I am a human. That's what I learned to call myself. But that doesn't mean anything other than a word in a language that has spread globally (with tendrils reaching out beyond our solar system). Language defines me. Language doesn't define me.

Thus, when I take these two light-sensing organs that line up with the rest of my body and focus them on neatly-arranged words, whether on paper, on a movie screen, or on an electronic window like the one in front of me, I am both the single sample of a human being, with genetic ties back to the jungles, plains and savanna of an ancient continent, and part of the colony of primates which populate this planet, indistinguishable in my set of general traits from others.

So, to those distant relatives of mine, who want me to join them in a struggle to claim that a whole island belongs to them and not their near relatives, I ask you, who do you consider family? Your ancestors are dead. They don't need you to rekindle their lives. You don't know the thoughts that went through their heads, only the actions that they took to protect and defend their families. Their definition of family will always be different than yours. That is the whole point of studying history, so we more enlightened descendants can see that a human's set of learned behaviors gets larger with time, thus allowing every human to benefit from the lessons of the past, not repeat the same mistakes.

During this economically-induced depressive period in our lives, we fall prey to those who improve their family conditions by inducing others to reduce the conditions of someone else's family. Keep your eye out for those predators. The benefits they offer are temporary.

But you argue that there's no other game in town and it's the only one offering you food to put on your family's table? Then I'm calling you out right here in front of everyone and pointing out your short-sightedness. I might even call you too lazy to be responsible for your family. Yes, I know that "lazy" is a derogatory term but sometimes a word like that will jar you into serious action.

Use your brain. Think for yourself. You have all the skills you need to care for your family. Don't wait on someone else to tell you what to do. I'm looking at you and I don't see an army of ants battling against invading ants from a neighbouring colony. What I see is the result of hundreds of thousands of years of cooperation with fellow members of your species.
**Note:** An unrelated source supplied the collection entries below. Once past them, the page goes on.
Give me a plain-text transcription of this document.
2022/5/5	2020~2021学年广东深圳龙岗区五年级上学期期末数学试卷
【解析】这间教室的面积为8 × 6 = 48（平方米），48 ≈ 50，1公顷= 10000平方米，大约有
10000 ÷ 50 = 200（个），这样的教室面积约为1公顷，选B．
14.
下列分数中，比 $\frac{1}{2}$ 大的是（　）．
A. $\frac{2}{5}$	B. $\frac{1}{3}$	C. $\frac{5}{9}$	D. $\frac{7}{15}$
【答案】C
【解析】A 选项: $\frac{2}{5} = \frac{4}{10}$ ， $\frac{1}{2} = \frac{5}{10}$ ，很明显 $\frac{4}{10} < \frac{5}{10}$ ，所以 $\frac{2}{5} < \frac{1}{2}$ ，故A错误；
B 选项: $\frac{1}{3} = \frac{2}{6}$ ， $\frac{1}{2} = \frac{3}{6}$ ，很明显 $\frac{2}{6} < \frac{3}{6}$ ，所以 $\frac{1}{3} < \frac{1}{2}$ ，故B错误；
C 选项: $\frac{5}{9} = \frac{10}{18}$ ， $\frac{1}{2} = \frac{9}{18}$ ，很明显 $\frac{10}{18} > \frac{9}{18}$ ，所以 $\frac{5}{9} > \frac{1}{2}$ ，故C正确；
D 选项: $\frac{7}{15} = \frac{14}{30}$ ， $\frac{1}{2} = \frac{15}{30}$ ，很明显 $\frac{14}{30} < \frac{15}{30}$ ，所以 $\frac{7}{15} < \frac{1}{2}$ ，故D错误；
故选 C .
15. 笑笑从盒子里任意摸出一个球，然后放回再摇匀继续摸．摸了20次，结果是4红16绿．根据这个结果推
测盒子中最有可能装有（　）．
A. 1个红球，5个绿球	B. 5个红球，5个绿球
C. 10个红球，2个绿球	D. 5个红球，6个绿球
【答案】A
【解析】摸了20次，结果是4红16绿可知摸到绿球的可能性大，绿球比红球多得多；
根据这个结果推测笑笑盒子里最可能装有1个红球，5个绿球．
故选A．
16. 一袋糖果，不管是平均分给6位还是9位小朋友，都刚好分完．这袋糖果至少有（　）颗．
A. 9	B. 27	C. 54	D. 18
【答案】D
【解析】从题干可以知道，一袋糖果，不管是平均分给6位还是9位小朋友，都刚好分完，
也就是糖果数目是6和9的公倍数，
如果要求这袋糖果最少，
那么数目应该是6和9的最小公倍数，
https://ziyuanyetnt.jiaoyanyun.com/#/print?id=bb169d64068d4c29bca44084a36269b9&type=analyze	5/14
If you still have the innate desire to hunt and kill when there are no more easy targets around, then be creative. Unless you were bred for cannibalism, there's no reason to attack and kill others of your kind. Go to a farm or an animal slaughterhouse and watch how food is prepared to be put on your table. Who knows but that you might even get a job there, helping you work out your aggressive killing attitude in a more modern environment.

There will always be a gap between what I say and what you hear and think I say. It's the gap between teaching and learning. Keep that gap in mind and learn to listen to yourself. In that gap is the definition of you, where your true uniqueness exists. It's where you'll figure out how to take care of your family without resorting to physical violence. Violence is part of our genetic toolset, inherent in our system of governing others. But YOU can put that toolset to positive use. Use pent-up anger to find strength and fortitude in you to start your own company, taking an idea that's sat in the back of your mind and making it useful for many people, some who might want to exchange money or barter for. Don't worry about making your ancestors proud. It's your family who wants to be impressed by you.

In other words, I can talk until I've run out of words, trying to teach, but in the end you still have to educate yourself.